Trevor is scheduled for surgery tomorrow afternoon. We had the privilege of seeing him today. He's in the neuro trauma unit now which means that we were able to take the boys. We hadn't planned on taking Matthew in (Troy and I had decided to take turns) but Trevor's parents said that we should, so we all traipsed in.
We told The Rock Star, in the car, on the way there, that he needed to be on his absolute best behavior. Like, ever. We told him to save his questions for the the ride home. We asked him to be calm and quiet. When we got there we met Kenny and Julie in the cafeteria. Garrett sat so quietly that I thought maybe he was nervous or afraid to see Trevor. When I asked him he said, "No. I'm excited."
When we got up to Trevor's room, they were doing some work on his trach. Kenny plopped Garrett down next to Trev's legs. A nurse asked, "Trevor, who is this?"

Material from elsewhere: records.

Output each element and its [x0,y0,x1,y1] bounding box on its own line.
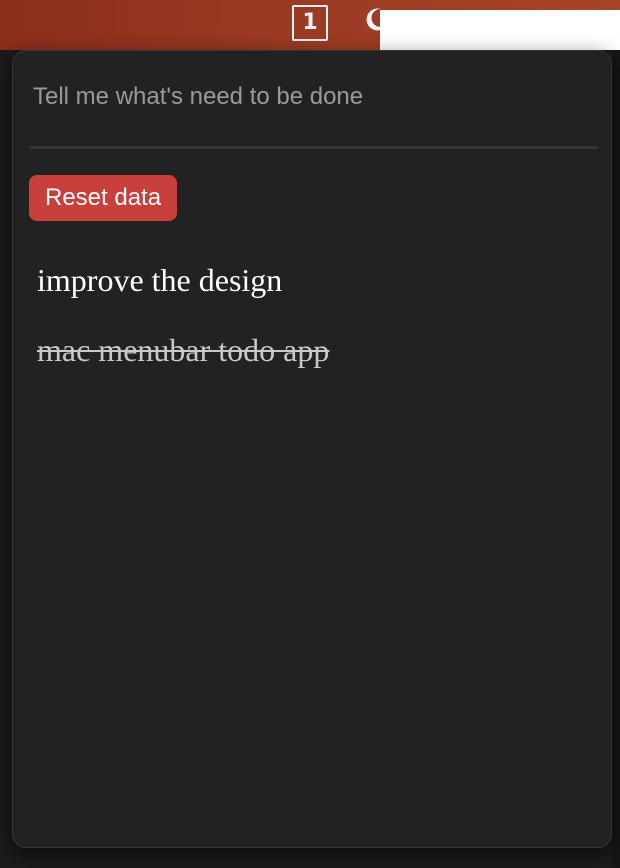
todo-list: improve the design mac menubar todo app [37,257,329,397]
menu-bar-redacted-area [380,10,620,50]
todo-popover: Reset data improve the design mac menuba… [12,50,612,848]
reset-data-button[interactable]: Reset data [29,175,178,221]
background-edge [612,50,620,868]
menu-bar: 1 [0,0,620,50]
todo-count-tray-icon[interactable]: 1 [292,5,328,41]
todo-item-completed[interactable]: mac menubar todo app [37,327,329,373]
new-task-input[interactable] [29,77,597,117]
input-divider [29,146,597,149]
todo-item[interactable]: improve the design [37,257,329,303]
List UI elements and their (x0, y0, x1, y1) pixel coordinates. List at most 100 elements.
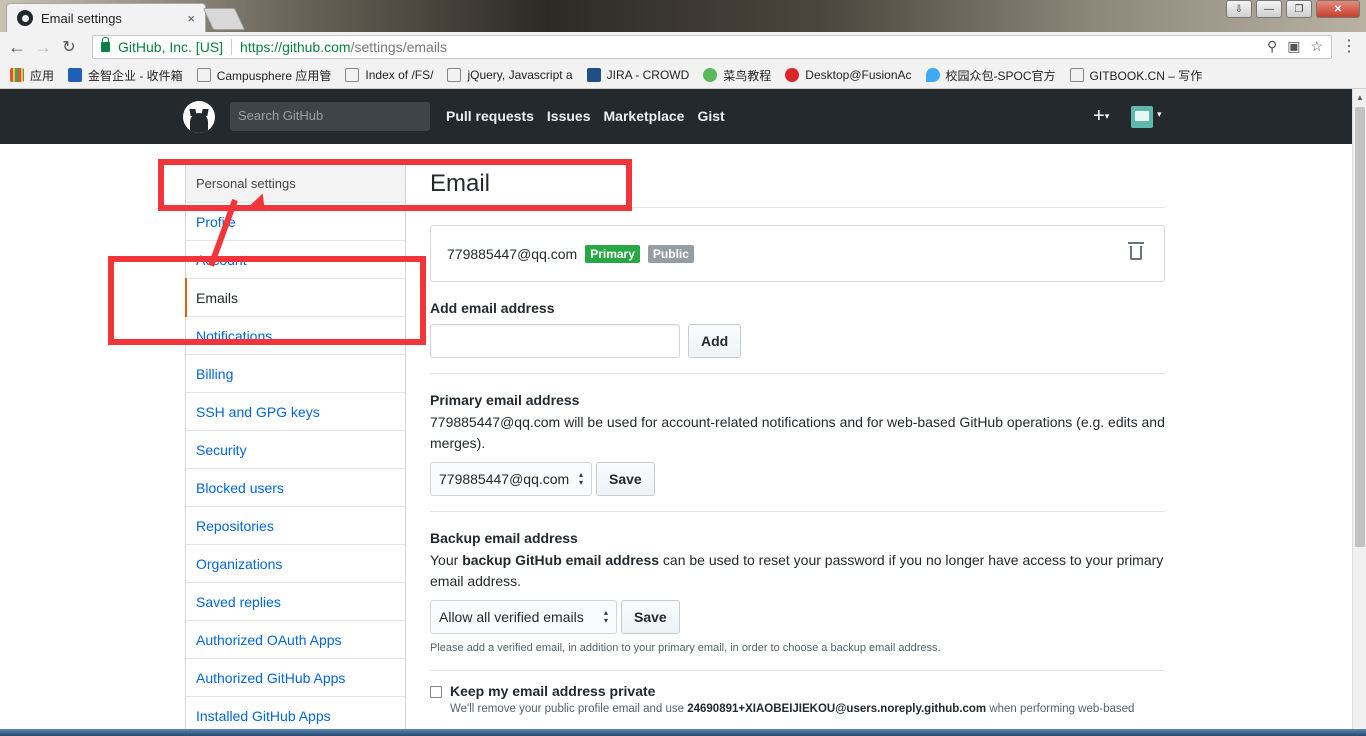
minimize-button[interactable]: — (1256, 0, 1282, 18)
close-window-button[interactable]: ✕ (1316, 0, 1360, 18)
bookmark-jquery[interactable]: jQuery, Javascript a (447, 68, 573, 82)
email-address: 779885447@qq.com (447, 245, 578, 262)
sidebar-item-saved-replies[interactable]: Saved replies (186, 583, 405, 621)
trash-icon[interactable] (1128, 242, 1144, 260)
mail-icon (68, 68, 83, 82)
add-email-label: Add email address (430, 300, 555, 316)
omnibox-separator (231, 39, 233, 55)
add-email-input[interactable] (430, 324, 680, 358)
annotation-box-emails (108, 256, 426, 345)
sidebar-item-organizations[interactable]: Organizations (186, 545, 405, 583)
scroll-thumb[interactable] (1355, 107, 1365, 547)
primary-badge: Primary (585, 244, 640, 263)
keep-private-description: We'll remove your public profile email a… (450, 703, 1135, 715)
bookmark-jinzhi[interactable]: 金智企业 - 收件箱 (68, 67, 183, 84)
bookmark-star-icon[interactable]: ☆ (1310, 38, 1323, 55)
bookmark-fusion[interactable]: Desktop@FusionAc (785, 68, 912, 82)
primary-email-description: 779885447@qq.com will be used for accoun… (430, 414, 1165, 451)
primary-email-select[interactable]: 779885447@qq.com (430, 462, 592, 496)
window-extra-button[interactable]: ⇩ (1226, 0, 1252, 18)
primary-save-button[interactable]: Save (596, 462, 655, 496)
tab-close-icon[interactable]: × (187, 11, 195, 26)
browser-toolbar: ← → ↻ GitHub, Inc. [US] https://github.c… (0, 32, 1366, 62)
email-settings-main: Email 779885447@qq.com Primary Public Ad… (430, 164, 1165, 715)
os-taskbar (0, 729, 1366, 736)
restore-button[interactable]: ❐ (1286, 0, 1312, 18)
sidebar-item-repositories[interactable]: Repositories (186, 507, 405, 545)
keep-private-checkbox[interactable] (430, 686, 442, 699)
bookmark-campusphere[interactable]: Campusphere 应用管 (196, 67, 331, 84)
page-icon (1069, 68, 1084, 82)
sidebar-item-blocked-users[interactable]: Blocked users (186, 469, 405, 507)
new-tab-button[interactable] (202, 8, 246, 30)
github-favicon-icon (17, 10, 33, 26)
nav-gist[interactable]: Gist (697, 108, 724, 124)
lock-icon (101, 37, 110, 52)
backup-email-label: Backup email address (430, 530, 578, 546)
header-nav: Pull requests Issues Marketplace Gist (446, 108, 725, 124)
browser-tab[interactable]: Email settings × (6, 3, 206, 32)
keep-private-row: Keep my email address private (430, 683, 1165, 699)
page-scrollbar[interactable]: ▲ (1352, 89, 1366, 729)
runoob-icon (703, 68, 718, 82)
page-icon (196, 68, 211, 82)
divider (430, 511, 1165, 512)
address-bar[interactable]: GitHub, Inc. [US] https://github.com/set… (92, 35, 1332, 59)
url-path: /settings/emails (350, 39, 448, 55)
bookmark-jira[interactable]: JIRA - CROWD (586, 68, 689, 82)
add-email-button[interactable]: Add (688, 324, 742, 358)
search-input[interactable]: Search GitHub (230, 102, 430, 131)
huawei-icon (785, 68, 800, 82)
keep-private-label: Keep my email address private (450, 683, 656, 699)
sidebar-item-oauth-apps[interactable]: Authorized OAuth Apps (186, 621, 405, 659)
annotation-box-title (158, 159, 632, 211)
primary-email-row: 779885447@qq.com Save (430, 462, 1165, 496)
divider (430, 670, 1165, 671)
chrome-menu-icon[interactable]: ⋮ (1336, 36, 1362, 56)
back-arrow-icon[interactable]: ← (4, 37, 30, 58)
public-badge: Public (647, 244, 694, 263)
translate-icon[interactable]: ▣ (1287, 38, 1300, 55)
tab-title: Email settings (41, 10, 122, 26)
email-list-item: 779885447@qq.com Primary Public (430, 225, 1165, 282)
sidebar-item-github-apps[interactable]: Authorized GitHub Apps (186, 659, 405, 697)
backup-email-description: Your backup GitHub email address can be … (430, 552, 1164, 589)
page-icon (447, 68, 462, 82)
github-octocat-logo-icon[interactable] (183, 101, 215, 133)
spoc-icon (925, 68, 940, 82)
bookmark-gitbook[interactable]: GITBOOK.CN – 写作 (1069, 67, 1202, 84)
jira-icon (586, 68, 601, 82)
backup-email-row: Allow all verified emails Save (430, 600, 1165, 634)
divider (430, 373, 1165, 374)
sidebar-item-ssh-gpg-keys[interactable]: SSH and GPG keys (186, 393, 405, 431)
sidebar-item-security[interactable]: Security (186, 431, 405, 469)
bookmark-runoob[interactable]: 菜鸟教程 (703, 67, 771, 84)
window-controls: ⇩ — ❐ ✕ (1226, 0, 1360, 18)
sidebar-item-billing[interactable]: Billing (186, 355, 405, 393)
primary-email-label: Primary email address (430, 392, 580, 408)
ev-certificate-name[interactable]: GitHub, Inc. [US] (118, 39, 223, 55)
backup-save-button[interactable]: Save (621, 600, 680, 634)
scroll-up-arrow-icon[interactable]: ▲ (1356, 93, 1364, 102)
backup-email-select[interactable]: Allow all verified emails (430, 600, 617, 634)
omnibox-icons: ⚲ ▣ ☆ (1267, 38, 1323, 55)
browser-tabstrip: Email settings × ⇩ — ❐ ✕ (0, 0, 1366, 32)
nav-pull-requests[interactable]: Pull requests (446, 108, 534, 124)
nav-marketplace[interactable]: Marketplace (604, 108, 685, 124)
bookmarks-bar: 应用 金智企业 - 收件箱 Campusphere 应用管 Index of /… (0, 62, 1366, 89)
nav-issues[interactable]: Issues (547, 108, 591, 124)
bookmark-spoc[interactable]: 校园众包-SPOC官方 (925, 67, 1056, 84)
page-icon (345, 68, 360, 82)
avatar-caret-icon[interactable]: ▾ (1157, 109, 1162, 120)
key-icon[interactable]: ⚲ (1267, 38, 1277, 55)
forward-arrow-icon[interactable]: → (30, 37, 56, 58)
url-host: https://github.com (240, 39, 351, 55)
bookmark-apps[interactable]: 应用 (10, 67, 54, 84)
avatar[interactable] (1131, 106, 1153, 128)
create-new-plus-icon[interactable]: +▾ (1093, 105, 1109, 128)
backup-email-note: Please add a verified email, in addition… (430, 642, 941, 654)
github-header: Search GitHub Pull requests Issues Marke… (0, 89, 1352, 144)
bookmark-index-fs[interactable]: Index of /FS/ (345, 68, 433, 82)
reload-icon[interactable]: ↻ (56, 37, 82, 57)
add-email-row: Add (430, 324, 1165, 358)
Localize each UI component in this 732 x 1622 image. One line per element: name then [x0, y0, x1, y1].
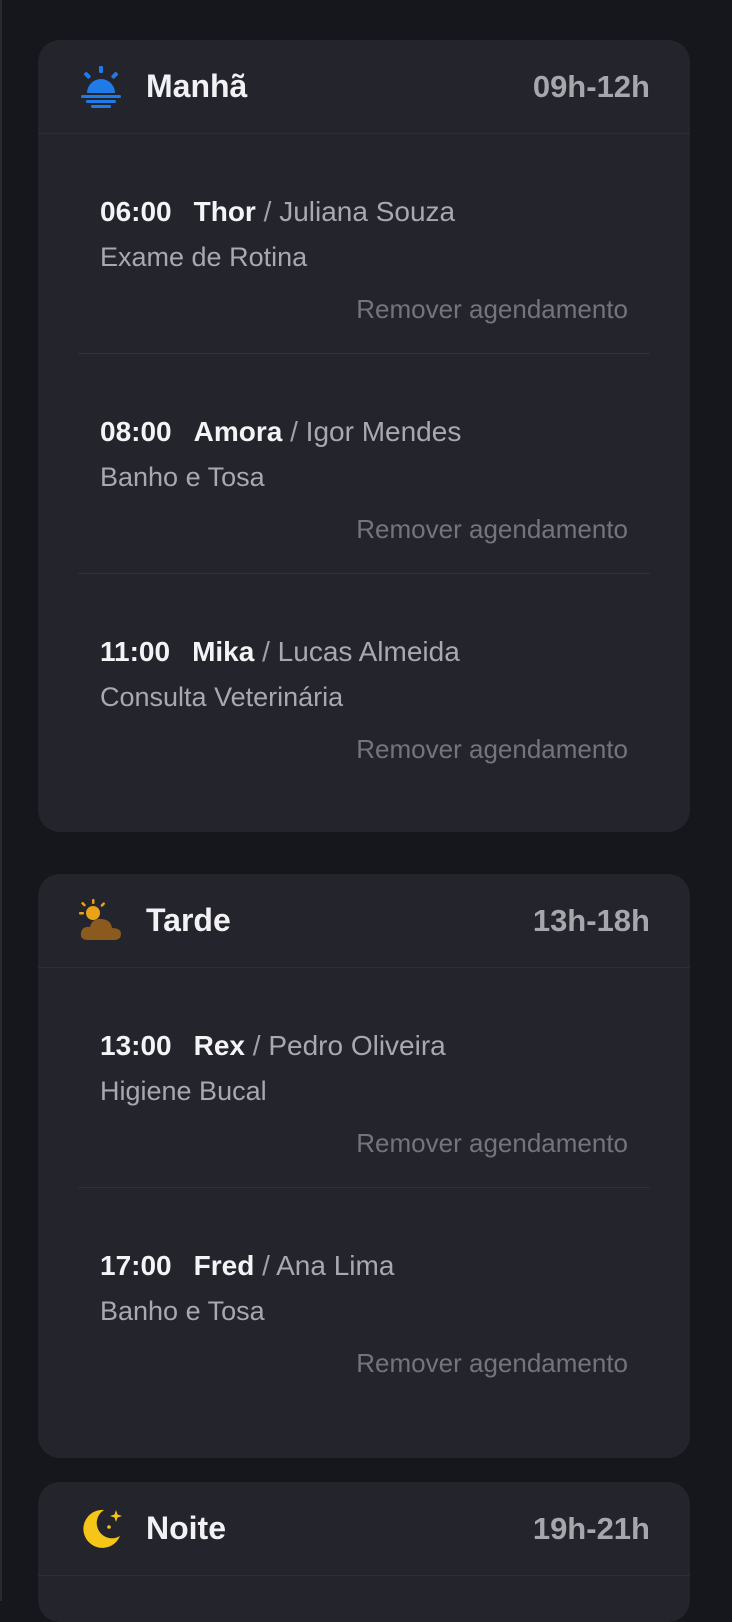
period-header: Tarde 13h-18h — [38, 874, 690, 968]
appointment-time: 06:00 — [100, 196, 172, 227]
service-name: Banho e Tosa — [100, 1296, 265, 1326]
appointment-item: 06:00 Thor / Juliana Souza Exame de Rotin… — [78, 134, 650, 354]
appointment-item: 08:00 Amora / Igor Mendes Banho e Tosa Re… — [78, 354, 650, 574]
service-name: Higiene Bucal — [100, 1076, 267, 1106]
schedule-page: Manhã 09h-12h 06:00 Thor / Juliana Souza … — [0, 0, 732, 1622]
appointment-item: 11:00 Mika / Lucas Almeida Consulta Veter… — [78, 574, 650, 794]
period-title: Tarde — [146, 902, 231, 938]
remove-appointment-button[interactable]: Remover agendamento — [356, 294, 628, 325]
pet-name: Rex — [193, 1030, 245, 1061]
remove-appointment-button[interactable]: Remover agendamento — [356, 514, 628, 545]
appointment-time: 08:00 — [100, 416, 172, 447]
appointment-summary: 08:00 Amora / Igor Mendes — [100, 416, 461, 448]
period-night: Noite 19h-21h — [38, 1482, 690, 1622]
period-title: Noite — [146, 1510, 226, 1546]
owner-name: Pedro Oliveira — [268, 1030, 446, 1061]
pet-name: Thor — [193, 196, 256, 227]
period-title: Manhã — [146, 68, 248, 104]
sun-cloud-icon — [78, 898, 124, 944]
separator: / — [262, 1250, 270, 1281]
period-morning: Manhã 09h-12h 06:00 Thor / Juliana Souza … — [38, 40, 690, 832]
appointment-summary: 17:00 Fred / Ana Lima — [100, 1250, 394, 1282]
appointment-time: 13:00 — [100, 1030, 172, 1061]
appointment-item: 17:00 Fred / Ana Lima Banho e Tosa Remove… — [78, 1188, 650, 1408]
service-name: Consulta Veterinária — [100, 682, 344, 712]
pet-name: Mika — [192, 636, 255, 667]
appointment-time: 17:00 — [100, 1250, 172, 1281]
service-name: Exame de Rotina — [100, 242, 308, 272]
separator: / — [252, 1030, 261, 1061]
service-name: Banho e Tosa — [100, 462, 265, 492]
remove-appointment-button[interactable]: Remover agendamento — [356, 1348, 628, 1379]
appointment-item: 13:00 Rex / Pedro Oliveira Higiene Bucal … — [78, 968, 650, 1188]
appointment-time: 11:00 — [100, 636, 171, 667]
separator: / — [262, 636, 270, 667]
remove-appointment-button[interactable]: Remover agendamento — [356, 734, 628, 765]
owner-name: Juliana Souza — [279, 196, 456, 227]
period-range: 13h-18h — [532, 902, 650, 938]
owner-name: Ana Lima — [276, 1250, 395, 1281]
appointment-summary: 11:00 Mika / Lucas Almeida — [100, 636, 460, 668]
pet-name: Fred — [193, 1250, 255, 1281]
separator: / — [290, 416, 298, 447]
period-header: Noite 19h-21h — [38, 1482, 690, 1576]
period-range: 09h-12h — [532, 68, 650, 104]
moon-icon — [78, 1506, 124, 1552]
pet-name: Amora — [193, 416, 283, 447]
period-header: Manhã 09h-12h — [38, 40, 690, 134]
period-afternoon: Tarde 13h-18h 13:00 Rex / Pedro Oliveira … — [38, 874, 690, 1458]
remove-appointment-button[interactable]: Remover agendamento — [356, 1128, 628, 1159]
owner-name: Igor Mendes — [305, 416, 462, 447]
period-range: 19h-21h — [532, 1510, 650, 1546]
separator: / — [263, 196, 272, 227]
appointment-summary: 13:00 Rex / Pedro Oliveira — [100, 1030, 446, 1062]
appointment-summary: 06:00 Thor / Juliana Souza — [100, 196, 455, 228]
sunrise-icon — [78, 64, 124, 110]
owner-name: Lucas Almeida — [277, 636, 460, 667]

In a low, gravely voice, from the direction of the trach, came the reply, "My friend, Garrett. From church." It melted my heart into a puddle. I wanted to gather Trevor into my arms and thank him for being so kind to my son even though he is eight years younger. I wanted to gather Garrett into my arms and beg the Lord to not ever make me endure a trial like their family is going through. I wanted to gather his parents into my arms and tell them what an amazing job they are doing.
Twenty-three days ago I laid prostrate on the floor of my boys' playroom. I'd grabbed that red truck that Trevor gave Garrett three and a half years ago and, with one hand on the truck and one hand stretched out on the carpet, I repeated the only prayer I could think, "God, please give him back. God, please give him back. God, please give him back. Don't take him, God, please!" Trevor was in surgery and the prognosis, as I knew it, was horrible. It probably wasn't my most reverent prayer but it may have been my most honest. No attempt at manipulation. No fluffy words. No Christianese. Pure. Simple. Let him stay. Please don't take him. Let him come back to the people who love him.
Trevor has a long road ahead of him. It begins tomorrow with major brain surgery. But I serve Jehovah Rapha--the God who heals. And I am more amazed by those healing powers every day. After seeing Trevor, I stand in awe, with arms high and heart abandoned. My God does not always choose to heal--but I think, perhaps, we should approach life as though He does. Because we never know when He is going to do something that can only be described as miraculous.
We stayed in his room for about an hour. Garrett sat by him on the bed and then, later, stood on a stool so he could hear him better. I could see the concern on my son's face for his friend. I could also see that he wasn't afraid. He was, simply, thrilled that he finally got to see him. In the end we formed a semi circle around him and Troy lifted up tomorrow's surgery in prayer. My right hand--the one that I'd spread out on the carpet that night in desperate prayer--gripped Trevor's left one. Garrett's was caught in the middle, clinging tightly to his friend.